WWF India began tiger conservation in the early 1970s by providing support to Project Tiger - the first-ever tiger conservation programme of the Govt. of India. In 1990s, WWF India initiated a focused Tiger Conservation Programme & currently works in seven tiger landscapes: Terai Arc, Sundarbans, Satpuda-Maikal, North Bank, Kaziranga-Karbi Anglong & Western Ghats-Nilgiris. WWF India also works in other important tiger habitats, namely Ranthambore, Similipal, Panna & Buxa Tiger Reserves.

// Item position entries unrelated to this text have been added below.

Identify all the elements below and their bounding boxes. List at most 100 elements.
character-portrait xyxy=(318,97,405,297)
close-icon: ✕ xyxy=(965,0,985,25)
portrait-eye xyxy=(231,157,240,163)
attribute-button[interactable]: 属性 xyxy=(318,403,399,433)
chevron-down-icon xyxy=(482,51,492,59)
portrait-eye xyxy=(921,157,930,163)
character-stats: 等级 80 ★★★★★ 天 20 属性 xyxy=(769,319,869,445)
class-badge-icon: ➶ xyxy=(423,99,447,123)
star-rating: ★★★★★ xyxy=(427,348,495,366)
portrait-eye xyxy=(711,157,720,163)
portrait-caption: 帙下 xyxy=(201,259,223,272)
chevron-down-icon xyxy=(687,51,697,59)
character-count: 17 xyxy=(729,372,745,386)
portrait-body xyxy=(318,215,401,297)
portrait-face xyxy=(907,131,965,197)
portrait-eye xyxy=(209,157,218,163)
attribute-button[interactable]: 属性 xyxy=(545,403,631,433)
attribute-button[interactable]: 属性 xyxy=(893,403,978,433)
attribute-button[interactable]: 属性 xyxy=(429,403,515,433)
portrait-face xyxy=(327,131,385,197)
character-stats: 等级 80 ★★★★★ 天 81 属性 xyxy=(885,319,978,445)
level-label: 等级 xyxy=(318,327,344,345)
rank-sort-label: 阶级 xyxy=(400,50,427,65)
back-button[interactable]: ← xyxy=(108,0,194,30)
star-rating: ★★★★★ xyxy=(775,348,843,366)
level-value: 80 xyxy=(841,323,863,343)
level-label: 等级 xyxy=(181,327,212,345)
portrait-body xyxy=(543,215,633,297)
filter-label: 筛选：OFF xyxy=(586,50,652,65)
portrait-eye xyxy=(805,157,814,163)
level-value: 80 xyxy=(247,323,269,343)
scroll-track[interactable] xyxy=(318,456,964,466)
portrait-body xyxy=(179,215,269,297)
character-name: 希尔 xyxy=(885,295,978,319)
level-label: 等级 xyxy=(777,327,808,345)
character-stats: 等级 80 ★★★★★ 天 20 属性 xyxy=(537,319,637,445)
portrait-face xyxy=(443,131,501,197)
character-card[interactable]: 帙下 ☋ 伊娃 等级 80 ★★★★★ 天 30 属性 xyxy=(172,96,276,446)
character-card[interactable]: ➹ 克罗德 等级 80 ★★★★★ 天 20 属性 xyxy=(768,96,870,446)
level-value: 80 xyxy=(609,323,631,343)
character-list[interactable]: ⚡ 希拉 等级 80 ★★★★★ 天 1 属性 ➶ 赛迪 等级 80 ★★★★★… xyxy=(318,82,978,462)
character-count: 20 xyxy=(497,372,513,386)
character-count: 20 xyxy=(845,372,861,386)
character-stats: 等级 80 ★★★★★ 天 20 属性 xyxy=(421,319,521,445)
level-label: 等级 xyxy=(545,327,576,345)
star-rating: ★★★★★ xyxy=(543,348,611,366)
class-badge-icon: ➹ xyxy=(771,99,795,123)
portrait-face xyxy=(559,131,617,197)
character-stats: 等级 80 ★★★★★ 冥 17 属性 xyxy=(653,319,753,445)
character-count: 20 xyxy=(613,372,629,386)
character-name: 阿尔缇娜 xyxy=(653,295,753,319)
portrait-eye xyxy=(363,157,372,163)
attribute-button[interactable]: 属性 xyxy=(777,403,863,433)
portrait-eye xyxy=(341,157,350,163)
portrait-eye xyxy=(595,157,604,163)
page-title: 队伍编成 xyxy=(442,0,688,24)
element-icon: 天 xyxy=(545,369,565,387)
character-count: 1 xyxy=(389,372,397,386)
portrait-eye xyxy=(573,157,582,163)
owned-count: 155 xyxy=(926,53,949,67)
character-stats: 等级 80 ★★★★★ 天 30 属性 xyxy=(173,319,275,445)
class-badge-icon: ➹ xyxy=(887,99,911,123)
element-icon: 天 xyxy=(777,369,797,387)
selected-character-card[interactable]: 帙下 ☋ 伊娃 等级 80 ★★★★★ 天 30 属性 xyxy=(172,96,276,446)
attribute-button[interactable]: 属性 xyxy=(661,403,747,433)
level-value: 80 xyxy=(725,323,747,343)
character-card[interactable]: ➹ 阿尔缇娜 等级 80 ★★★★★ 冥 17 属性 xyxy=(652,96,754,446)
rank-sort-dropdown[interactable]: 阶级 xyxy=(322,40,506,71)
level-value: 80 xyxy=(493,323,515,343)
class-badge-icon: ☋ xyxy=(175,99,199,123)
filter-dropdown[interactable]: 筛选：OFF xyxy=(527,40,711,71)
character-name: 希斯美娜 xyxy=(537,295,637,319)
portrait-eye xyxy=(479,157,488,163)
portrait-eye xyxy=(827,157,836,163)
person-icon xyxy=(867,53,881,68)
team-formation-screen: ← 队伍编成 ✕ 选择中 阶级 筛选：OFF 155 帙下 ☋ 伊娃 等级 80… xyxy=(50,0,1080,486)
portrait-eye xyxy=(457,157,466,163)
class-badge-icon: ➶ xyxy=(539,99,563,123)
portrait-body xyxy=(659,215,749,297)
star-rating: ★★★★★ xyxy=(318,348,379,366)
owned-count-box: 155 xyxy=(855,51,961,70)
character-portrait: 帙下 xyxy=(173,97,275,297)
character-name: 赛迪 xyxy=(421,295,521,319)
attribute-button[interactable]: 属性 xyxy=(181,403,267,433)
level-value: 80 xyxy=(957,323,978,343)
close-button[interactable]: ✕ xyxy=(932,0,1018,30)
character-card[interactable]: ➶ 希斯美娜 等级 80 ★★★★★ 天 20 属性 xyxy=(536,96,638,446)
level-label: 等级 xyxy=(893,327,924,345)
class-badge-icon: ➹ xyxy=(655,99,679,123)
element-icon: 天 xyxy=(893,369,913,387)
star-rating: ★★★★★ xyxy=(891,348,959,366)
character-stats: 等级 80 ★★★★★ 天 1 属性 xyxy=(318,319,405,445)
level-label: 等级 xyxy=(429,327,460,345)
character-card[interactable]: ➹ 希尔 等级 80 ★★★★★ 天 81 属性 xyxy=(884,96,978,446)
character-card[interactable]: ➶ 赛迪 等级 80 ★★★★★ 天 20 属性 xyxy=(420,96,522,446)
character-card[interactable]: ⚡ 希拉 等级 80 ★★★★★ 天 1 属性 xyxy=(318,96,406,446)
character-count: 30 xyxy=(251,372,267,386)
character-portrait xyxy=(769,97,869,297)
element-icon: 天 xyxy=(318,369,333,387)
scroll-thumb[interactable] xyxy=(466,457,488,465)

Freshwater environments include rivers, lakes, wetlands, streams and underground aquifers. Freshwater is crucial for sustenance of life on the planet. WWF India’s River for Life, Life for River programme is aimed at ensuring ecological integrity of rivers and their associated ecosystems, and sustainable water management. This is helping improve the population and habitats of endemic and endangered aquatic species like Gangetic dolphins, gharial, otters, golden mahseer fish and turtles.
Climate change is the biggest environmental crisis of our time. Many species will face extinction due to global warming. WWF India is working to generate awareness about clean and efficient energy solutions, climate innovations and mobilizing communities to come together and take collective action reversing climate change.
India’s has rich dazzling marine biodiversity. Marine life is threatened by plastic pollution, industrial waste, unsustainable fishing, unregulated tourism and unplanned coastal development. WWF India is working to protect and conserve critical marine habitats by addressing the issues of ghost fishing, agricultural run-off, marine debris and plastic pollution.